Da Redação
Fabiano Júnior, nascido em 12 de dezembro de 2002, em Três Lagoas (MS), iniciou sua relação com o esporte ainda na escola, no futsal. “Eu comecei jogando futsal na escola na hora do recreio, depois fui treinar no time da escola pra jogar os jogos escolares e por um bom tempo sempre foi futsal e futebol”, relata.
Segundo ele, o contato com o futevôlei aconteceu apenas anos depois. “Até então não conhecia o futevôlei, que surgiu na minha vida um bom tempo depois. Desde pequeno sempre fui apaixonado por esportes, o futevôlei apareceu na minha vida aos 21 anos, em fevereiro de 2023, e de lá para cá eu me apaixono cada dia mais por esse esporte”, afirma.
A trajetória, no entanto, foi interrompida por um período de recuperação física. Fabiano destaca que ficou afastado das atividades por cerca de um ano e meio após uma cirurgia no joelho. “Fiquei mais ou menos 1 ano e meio parado por causa de uma cirurgia no joelho (LCA e menisco)”, disse.
Mesmo com a retomada, a rotina atual segue intensa e dividida entre diferentes responsabilidades. Ele explica que precisa conciliar treinos, competições e vida pessoal. “A rotina é bem corrida, pois além de conciliar com a academia, competições de futsal e futevôlei, treinos de futevôlei, eu tenho uma neném de 11 meses que também precisa de atenção, e ainda trabalho de carteira assinada. É uma rotina puxada que eu gosto muito”, afirmou.
O futevôlei, segundo Fabiano, entrou inicialmente como parte de um processo de mudança física e acabou se tornando parte central da sua vida esportiva. “O futevôlei surgiu na minha vida como um auxílio para meu emagrecimento e foi amor à primeira vista, um esporte que eu admiro e me dedico muito”, relatou.
Ele também destaca a mudança de perspectiva proporcionada pelo esporte. “Você se relaciona com pessoas e passa a entender que na sua vida sem os esportes é tudo mais difícil”, disse.
Ao analisar o cenário esportivo no estado, Fabiano aponta a necessidade de maior incentivo. “O esporte aqui no estado precisa de mais incentivo, e falo num modo geral.
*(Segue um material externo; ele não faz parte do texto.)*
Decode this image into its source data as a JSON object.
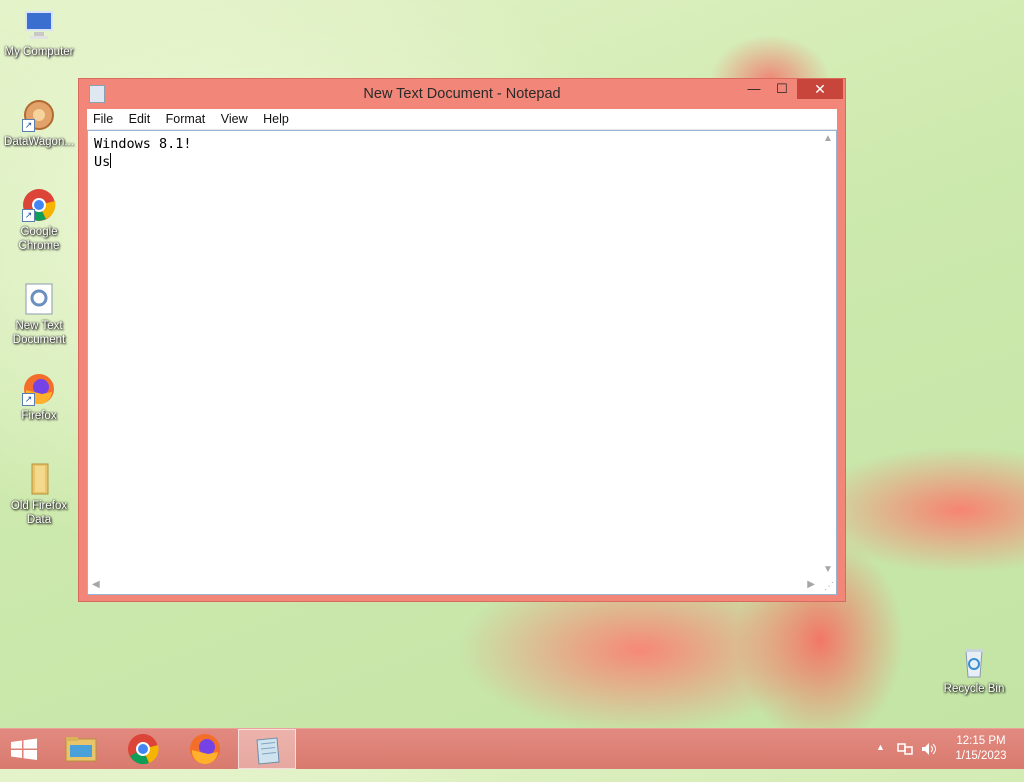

Temos excelentes profissionais e atletas que, se tivessem um pouco mais de incentivo, se desenvolveriam cada vez mais”, avaliou.
Durante a formação no esporte escolar, ele cita a influência de um treinador. “Na minha época de jogos escolares teve um treinador que me ajudou muito, que foi o Lelis Rocha (Lelão). Me ensinou muita coisa como atleta e muito mais como pessoa. Tenho um carinho e admiração tremenda por ele”, afirmou.
Na rotina de preparação, Fabiano destaca cuidados básicos com o corpo e prevenção de lesões. “Eu tento cuidar da alimentação, tomar alguns suplementos e treinar bem para evitar lesões e ter uma performance boa”, disse.
Entre os momentos marcantes da trajetória, ele cita duas experiências distintas. A primeira ocorreu ainda nos jogos escolares. “A primeira viagem para disputar os jogos escolares quando a gente foi para Jardim (MS) é bem marcante até hoje”, relatou. A segunda é mais recente e ligada ao retorno após a lesão. “Outra foi recente quando voltei a jogar futevôlei pós lesão e ter ganhado um torneio aqui na minha cidade”, completou.
Sobre o crescimento do futevôlei em Mato Grosso do Sul, Fabiano observa expansão de estruturas e visibilidade de atletas. “O futevôlei vem numa crescente enorme, temos cada vez mais arenas espalhadas pelo estado e vários atletas e profissionais em destaque nacional. Na Capital temos uma referência do esporte, o treinador Gilson, que foi treinador da dupla Hiltinho e Franklin, campeã mundial”, destacou.
Ao falar sobre objetivos, ele resume a motivação esportiva e pessoal. “A meta sempre é ser campeão e performar bem, mas acima de tudo ser feliz praticando os esportes. Não tem coisa melhor”, afirmou.
Fabiano também resume a importância do esporte em sua vida com uma frase que atravessa toda sua rotina entre trabalho, família e treinos: “Sem os esportes é tudo mais difícil”.